O Ministério das Relações Exteriores informou nesta segunda-feira (15) que o governo brasileiro trabalha com a previsão de assinar, no próximo sábado (20), o acordo de livre comércio entre Mercosul e União Europeia durante a 67ª Cúpula do Mercosul e Estados Associados, em Foz do Iguaçu (PR).

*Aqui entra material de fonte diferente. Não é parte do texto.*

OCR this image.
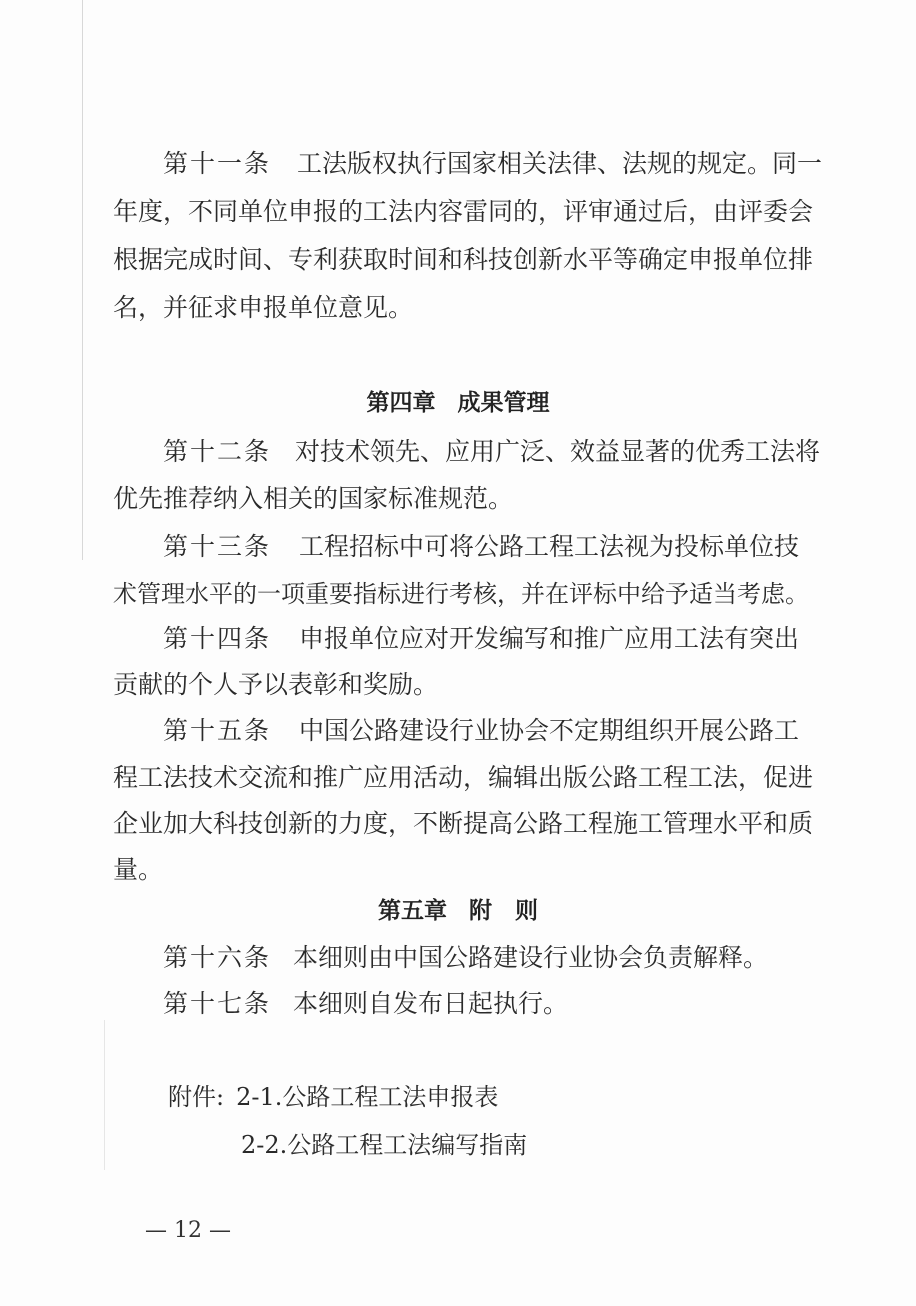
第十一条 工法版权执行国家相关法律、法规的规定。同一
年度，不同单位申报的工法内容雷同的，评审通过后，由评委会
根据完成时间、专利获取时间和科技创新水平等确定申报单位排
名，并征求申报单位意见。
第四章 成果管理
第十二条 对技术领先、应用广泛、效益显著的优秀工法将
优先推荐纳入相关的国家标准规范。
第十三条 工程招标中可将公路工程工法视为投标单位技
术管理水平的一项重要指标进行考核，并在评标中给予适当考虑。
第十四条 申报单位应对开发编写和推广应用工法有突出
贡献的个人予以表彰和奖励。
第十五条 中国公路建设行业协会不定期组织开展公路工
程工法技术交流和推广应用活动，编辑出版公路工程工法，促进
企业加大科技创新的力度，不断提高公路工程施工管理水平和质
量。
第五章 附　则
第十六条 本细则由中国公路建设行业协会负责解释。
第十七条 本细则自发布日起执行。
附件: 2-1.公路工程工法申报表
2-2.公路工程工法编写指南
— 12 —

“Nossa expectativa é de assinar o acordo no sábado, mas, de fato, as salvaguardas são motivo de preocupação”, declarou a secretária de América Latina e Caribe do Itamaraty, Gisela Padovan, em entrevista coletiva sobre a participação do presidente Luiz Inácio Lula da Silva na reunião de chefes de Estado.
Salvaguardas em debate
Segundo a diplomata, as salvaguardas que vêm sendo discutidas no Parlamento Europeu visam proteger o mercado do bloco europeu de produtos agropecuários do Mercosul, considerados mais competitivos. Países como a França têm apresentado resistência, citando questões ambientais e de segurança alimentar.
Agenda da cúpula
A agenda em Foz do Iguaçu inclui, para 19 de dezembro, um encontro preparatório entre ministros das áreas econômicas dos países do Mercosul. No dia 20, além dos chefes de Estado dos quatro membros do bloco — Argentina, Brasil, Paraguai e Uruguai —, é esperada a presença da presidente da Comissão Europeia, Ursula von der Leyen.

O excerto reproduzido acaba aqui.